5. Inversion Thinking
Books about Charlie Munger often praise the concept of inverse thinking. Instead of focusing on learning how to make decisions, Munger believes in learning how NOT to. Talib's teachings agree with inversion thinking because subtraction is often more robust than addition. An analogy Talib uses is a scenario such as the following - if you see 100 white swans, you cannot definitively conclude that all swans are white. However, the introduction of even a single black swan refutes that notion.

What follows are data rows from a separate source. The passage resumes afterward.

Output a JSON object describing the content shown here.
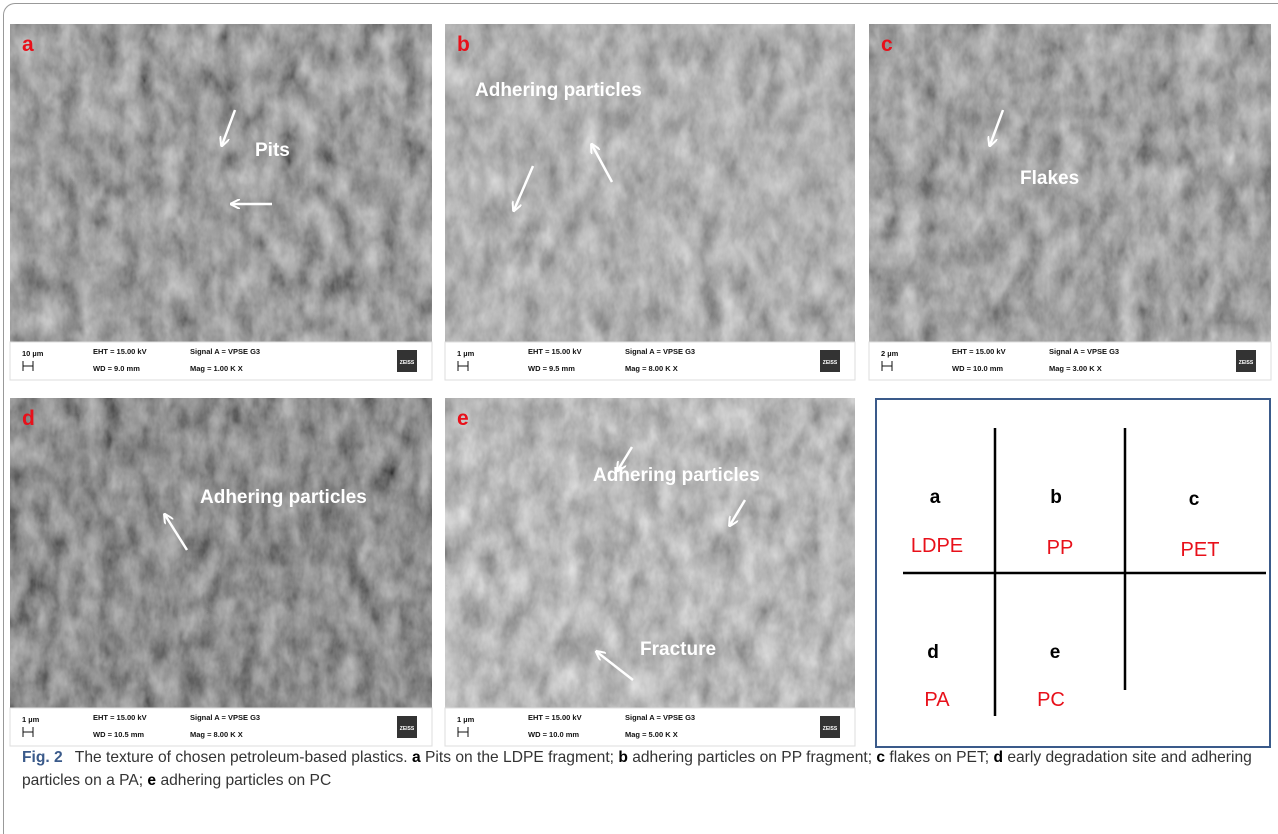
{
  "panels": [
    {
      "letter": "a",
      "annotations": [
        "Pits"
      ],
      "scale": "10 µm",
      "eht": "EHT = 15.00 kV",
      "wd": "WD =  9.0 mm",
      "signal": "Signal A = VPSE G3",
      "mag": "Mag =   1.00 K X",
      "logo": "ZEISS"
    },
    {
      "letter": "b",
      "annotations": [
        "Adhering particles"
      ],
      "scale": "1 µm",
      "eht": "EHT = 15.00 kV",
      "wd": "WD =  9.5 mm",
      "signal": "Signal A = VPSE G3",
      "mag": "Mag =   8.00 K X",
      "logo": "ZEISS"
    },
    {
      "letter": "c",
      "annotations": [
        "Flakes"
      ],
      "scale": "2 µm",
      "eht": "EHT = 15.00 kV",
      "wd": "WD = 10.0 mm",
      "signal": "Signal A = VPSE G3",
      "mag": "Mag =   3.00 K X",
      "logo": "ZEISS"
    },
    {
      "letter": "d",
      "annotations": [
        "Adhering particles"
      ],
      "scale": "1 µm",
      "eht": "EHT = 15.00 kV",
      "wd": "WD = 10.5 mm",
      "signal": "Signal A = VPSE G3",
      "mag": "Mag =   8.00 K X",
      "logo": "ZEISS"
    },
    {
      "letter": "e",
      "annotations": [
        "Adhering particles",
        "Fracture"
      ],
      "scale": "1 µm",
      "eht": "EHT = 15.00 kV",
      "wd": "WD = 10.0 mm",
      "signal": "Signal A = VPSE G3",
      "mag": "Mag =   5.00 K X",
      "logo": "ZEISS"
    }
  ],
  "legend": {
    "cells": [
      {
        "letter": "a",
        "material": "LDPE"
      },
      {
        "letter": "b",
        "material": "PP"
      },
      {
        "letter": "c",
        "material": "PET"
      },
      {
        "letter": "d",
        "material": "PA"
      },
      {
        "letter": "e",
        "material": "PC"
      }
    ]
  },
  "caption": {
    "label": "Fig. 2",
    "intro": "The texture of chosen petroleum-based plastics.",
    "items": [
      {
        "letter": "a",
        "text": "Pits on the LDPE fragment;"
      },
      {
        "letter": "b",
        "text": "adhering particles on PP fragment;"
      },
      {
        "letter": "c",
        "text": "flakes on PET;"
      },
      {
        "letter": "d",
        "text": "early degradation site and adhering particles on a PA;"
      },
      {
        "letter": "e",
        "text": "adhering particles on PC"
      }
    ]
  }
}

Some examples of inversion thinking:
- Happiness vs. Unhappiness
- Most people find it easy to know what makes them unhappiness
- Focus on eliminating unhappiness
- Steve jobs says focus is eliminating the 100s of good ideas in your head and tune in to one true great idea
- Munger often believes that too much medication / medical advice can actually be detrimental to health
6. Naive Interventionism
Naive intervention can turn something that is antifragile into something fragile. Oftentimes, obstacles make certain things or people stronger. By removing friction (regardless of intentions), one may cause more harm. We should be thoughtful before interrupting things that are in motion, in order to not fix things that should rather be left alone. The misconception that randomness is bad should be crushed.
Some examples of naive intervention:
- Overprotective parents
- Kids with parents who always fight their battles tend to have entitled behaviors as adults.

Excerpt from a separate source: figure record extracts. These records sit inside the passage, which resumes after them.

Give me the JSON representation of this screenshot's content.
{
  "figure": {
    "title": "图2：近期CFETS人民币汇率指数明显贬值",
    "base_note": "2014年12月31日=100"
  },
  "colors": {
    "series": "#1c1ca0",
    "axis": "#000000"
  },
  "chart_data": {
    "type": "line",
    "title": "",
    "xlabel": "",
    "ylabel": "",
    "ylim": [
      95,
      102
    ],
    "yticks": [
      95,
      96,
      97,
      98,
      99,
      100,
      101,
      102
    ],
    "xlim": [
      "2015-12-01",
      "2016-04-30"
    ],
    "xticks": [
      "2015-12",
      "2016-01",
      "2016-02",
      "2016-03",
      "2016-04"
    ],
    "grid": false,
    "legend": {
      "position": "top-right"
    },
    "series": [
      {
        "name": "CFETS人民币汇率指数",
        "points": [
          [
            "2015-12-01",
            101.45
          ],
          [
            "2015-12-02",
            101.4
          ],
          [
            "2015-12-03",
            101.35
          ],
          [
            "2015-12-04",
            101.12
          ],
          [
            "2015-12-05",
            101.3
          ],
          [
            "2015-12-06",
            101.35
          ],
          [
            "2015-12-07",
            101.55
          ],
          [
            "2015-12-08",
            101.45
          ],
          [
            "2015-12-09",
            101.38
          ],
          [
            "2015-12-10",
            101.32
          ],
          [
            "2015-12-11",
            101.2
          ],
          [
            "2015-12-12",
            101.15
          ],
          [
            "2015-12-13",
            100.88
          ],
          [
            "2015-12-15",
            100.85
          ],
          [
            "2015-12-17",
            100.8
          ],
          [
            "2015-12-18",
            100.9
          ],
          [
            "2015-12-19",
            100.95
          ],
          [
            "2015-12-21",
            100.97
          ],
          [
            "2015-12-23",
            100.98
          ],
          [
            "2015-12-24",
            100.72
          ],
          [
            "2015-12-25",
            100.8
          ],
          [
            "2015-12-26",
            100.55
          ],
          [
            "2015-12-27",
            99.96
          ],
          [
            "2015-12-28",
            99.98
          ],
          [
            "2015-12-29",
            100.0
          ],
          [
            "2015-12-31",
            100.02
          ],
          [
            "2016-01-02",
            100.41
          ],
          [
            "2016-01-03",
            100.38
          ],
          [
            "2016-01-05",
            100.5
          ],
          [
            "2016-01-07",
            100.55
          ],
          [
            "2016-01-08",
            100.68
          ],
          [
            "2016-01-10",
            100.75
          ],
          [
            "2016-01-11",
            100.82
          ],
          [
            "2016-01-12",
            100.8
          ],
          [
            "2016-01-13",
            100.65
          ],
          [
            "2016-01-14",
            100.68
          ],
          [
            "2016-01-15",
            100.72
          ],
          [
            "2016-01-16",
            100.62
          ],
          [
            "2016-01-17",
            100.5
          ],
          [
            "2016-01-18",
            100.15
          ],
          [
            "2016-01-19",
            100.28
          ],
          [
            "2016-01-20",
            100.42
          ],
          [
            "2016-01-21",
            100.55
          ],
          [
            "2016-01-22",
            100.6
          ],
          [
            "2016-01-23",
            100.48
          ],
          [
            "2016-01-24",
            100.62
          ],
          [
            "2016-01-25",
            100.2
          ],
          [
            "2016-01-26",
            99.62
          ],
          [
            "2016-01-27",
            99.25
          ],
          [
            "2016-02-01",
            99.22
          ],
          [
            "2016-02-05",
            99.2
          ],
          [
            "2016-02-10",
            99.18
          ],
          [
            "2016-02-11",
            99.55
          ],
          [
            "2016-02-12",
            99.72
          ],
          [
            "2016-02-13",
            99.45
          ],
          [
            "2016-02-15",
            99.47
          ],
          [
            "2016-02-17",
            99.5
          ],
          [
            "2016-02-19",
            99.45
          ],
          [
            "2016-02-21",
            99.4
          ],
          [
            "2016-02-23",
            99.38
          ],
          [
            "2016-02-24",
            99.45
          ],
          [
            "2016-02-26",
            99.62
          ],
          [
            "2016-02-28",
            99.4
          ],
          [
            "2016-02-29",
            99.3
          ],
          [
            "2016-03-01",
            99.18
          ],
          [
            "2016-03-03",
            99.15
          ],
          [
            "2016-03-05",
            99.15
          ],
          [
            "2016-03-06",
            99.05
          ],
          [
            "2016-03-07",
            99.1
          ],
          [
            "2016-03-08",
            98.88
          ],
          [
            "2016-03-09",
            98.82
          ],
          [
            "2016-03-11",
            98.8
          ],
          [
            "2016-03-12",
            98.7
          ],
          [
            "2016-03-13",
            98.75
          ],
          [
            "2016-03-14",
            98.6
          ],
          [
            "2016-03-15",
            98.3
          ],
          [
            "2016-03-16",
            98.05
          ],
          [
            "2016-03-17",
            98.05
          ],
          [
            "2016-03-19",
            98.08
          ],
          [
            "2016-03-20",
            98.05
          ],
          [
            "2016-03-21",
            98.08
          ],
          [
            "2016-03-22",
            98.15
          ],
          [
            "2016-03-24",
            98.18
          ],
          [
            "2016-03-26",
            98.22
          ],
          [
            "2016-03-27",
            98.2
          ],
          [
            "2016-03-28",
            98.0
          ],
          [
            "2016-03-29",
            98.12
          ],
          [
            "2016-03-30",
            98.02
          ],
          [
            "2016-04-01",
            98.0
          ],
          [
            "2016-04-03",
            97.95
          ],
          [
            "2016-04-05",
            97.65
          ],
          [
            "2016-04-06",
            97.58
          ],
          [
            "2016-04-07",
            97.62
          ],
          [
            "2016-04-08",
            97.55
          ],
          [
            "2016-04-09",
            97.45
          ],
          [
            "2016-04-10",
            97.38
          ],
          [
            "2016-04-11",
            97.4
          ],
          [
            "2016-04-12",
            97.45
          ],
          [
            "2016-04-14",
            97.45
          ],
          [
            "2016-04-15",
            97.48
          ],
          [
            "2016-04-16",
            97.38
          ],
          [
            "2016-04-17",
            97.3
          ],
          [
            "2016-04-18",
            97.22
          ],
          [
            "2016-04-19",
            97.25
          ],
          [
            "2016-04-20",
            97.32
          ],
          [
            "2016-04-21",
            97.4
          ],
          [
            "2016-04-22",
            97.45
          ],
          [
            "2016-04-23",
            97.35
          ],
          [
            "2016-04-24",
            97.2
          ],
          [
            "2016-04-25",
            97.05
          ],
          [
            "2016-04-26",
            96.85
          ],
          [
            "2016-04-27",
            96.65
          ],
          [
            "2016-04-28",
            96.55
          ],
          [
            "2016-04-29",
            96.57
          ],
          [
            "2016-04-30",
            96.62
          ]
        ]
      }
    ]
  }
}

- Government's bail-out policies
- Frequent intervention on the economy by governments can lead to worse corporate governance, accountability, and innovations. The danger posed by bankruptcy, like the possibility of being fired by your manager, creates proper incentives for capitalism.
7. Lindy Effect
- As an insurance company, we want to issue life insurance to two people, which one should be preferred:
- 80 year old healthy individual
- 30 year old healthy individual (x)
- As an insurance company, we want to issue insurance on best-selling books, which one should be preferred:
- A book that’s been on the best-selling list for 10 years (x)
- A book that’s been on the best-selling list for 10 months
- Perishable vs. non perishable
- Life is perishable, so older does not mean more valuable
- For things non-perishable, old = more future, inertia
- Things that have been around for a while will probably stay around for a while longer
- Time as the ultimate stressor: ideas, habit, building, technology, book, company
8. Green Lumber Fallacy
The most successful "green lumber" trader on wall street didn't even know what green lumber meant. He thought it meant the lumber was actually green instead of “freshly cut.” People couldn't understand why someone like that could successfully trade the commodity and had the best results.
We often mistakenly think that some visible knowledge is the KEY ingredient to success, while it's something less visible or narratable entirely. Have to figure out what's more relevant. Humans care a lot about narrative, we don't trust them if they cannot explain "green lumber". Reality, on the other hand, doesn't care about narrative as long as the job is done.